Diriwatkan bahwa pada suatu hari, seorang sahabat menemui baginda Rasulullah shallallahu ’alaihi wasallama. Dia mengadukan kasus pembunuhan terhadap orangtuanya dan menanyakan ketentuan hukum yang dapat dilakukannya dalam peristiwaa tersebut. Seseorang telah membunuh orangtuanya.

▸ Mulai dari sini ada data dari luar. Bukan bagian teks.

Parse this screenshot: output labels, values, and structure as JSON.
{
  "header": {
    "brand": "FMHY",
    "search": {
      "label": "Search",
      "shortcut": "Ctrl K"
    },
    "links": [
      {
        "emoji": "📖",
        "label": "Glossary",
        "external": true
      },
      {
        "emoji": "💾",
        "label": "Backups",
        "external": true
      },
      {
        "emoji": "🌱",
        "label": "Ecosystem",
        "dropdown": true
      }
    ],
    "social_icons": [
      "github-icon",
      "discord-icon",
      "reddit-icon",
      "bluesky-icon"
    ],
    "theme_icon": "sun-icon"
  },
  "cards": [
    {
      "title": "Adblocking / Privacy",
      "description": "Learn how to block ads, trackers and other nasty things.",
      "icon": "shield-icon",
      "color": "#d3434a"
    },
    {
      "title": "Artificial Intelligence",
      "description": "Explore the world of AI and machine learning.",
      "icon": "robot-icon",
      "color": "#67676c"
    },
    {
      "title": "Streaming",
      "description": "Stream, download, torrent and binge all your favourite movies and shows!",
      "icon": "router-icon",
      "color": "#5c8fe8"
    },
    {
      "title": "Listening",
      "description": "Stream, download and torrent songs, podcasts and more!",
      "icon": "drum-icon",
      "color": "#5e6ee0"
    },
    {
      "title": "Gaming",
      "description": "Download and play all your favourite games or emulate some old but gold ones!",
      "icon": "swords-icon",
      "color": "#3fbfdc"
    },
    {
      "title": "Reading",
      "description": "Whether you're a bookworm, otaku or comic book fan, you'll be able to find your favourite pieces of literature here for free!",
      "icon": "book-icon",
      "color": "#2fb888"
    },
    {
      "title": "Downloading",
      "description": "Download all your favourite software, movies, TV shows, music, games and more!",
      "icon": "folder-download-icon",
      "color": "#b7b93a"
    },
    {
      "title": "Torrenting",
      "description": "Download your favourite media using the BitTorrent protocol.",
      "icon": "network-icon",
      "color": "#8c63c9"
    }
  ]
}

Rasulullah shallallahu’alaihi wasallam menyampaikan bahwa sahabat tersebut berhak menuntut qisas hukuman mati atas pembunuhan orangtuanya, karena al-Qur’an (surat al-Baqarah ayat 178) :
يٰٓاَيُّهَا الَّذِيْنَ اٰمَنُوْا كُتِبَ عَلَيْكُمُ الْقِصَاصُ فِى الْقَتْلٰىۗ اَلْحُرُّ بِالْحُرِّ وَالْعَبْدُ بِالْعَبْدِ وَالْاُنْثٰى بِالْاُنْثٰىۗ فَمَنْ عُفِيَ لَهٗ مِنْ اَخِيْهِ شَيْءٌ فَاتِّبَاعٌ ۢبِالْمَعْرُوْفِ وَاَدَاۤءٌ اِلَيْهِ بِاِحْسَانٍ ۗ ذٰلِكَ تَخْفِيْفٌ مِّنْ رَّبِّكُمْ وَرَحْمَةٌ ۗفَمَنِ اعْتَدٰى بَعْدَ ذٰلِكَ فَلَهٗ عَذَابٌ اَلِيْمٌ
Artinya: "Wahai orang-orang yang beriman, diwajibkan kepadamu (melaksanakan) kisas berkenaan dengan orang-orang yang dibunuh. Orang merdeka dengan orang merdeka, hamba sahaya dengan hamba sahaya, dan perempuan dengan perempuan. Siapa yang memperoleh maaf dari saudaranya hendaklah mengikutinya dengan cara yang patut dan hendaklah menunaikan kepadanya dengan cara yang baik.48) Yang demikian itu adalah keringanan dan rahmat dari Tuhanmu. Siapa yang melampaui batas setelah itu, maka ia akan mendapat azab yang sangat pedih."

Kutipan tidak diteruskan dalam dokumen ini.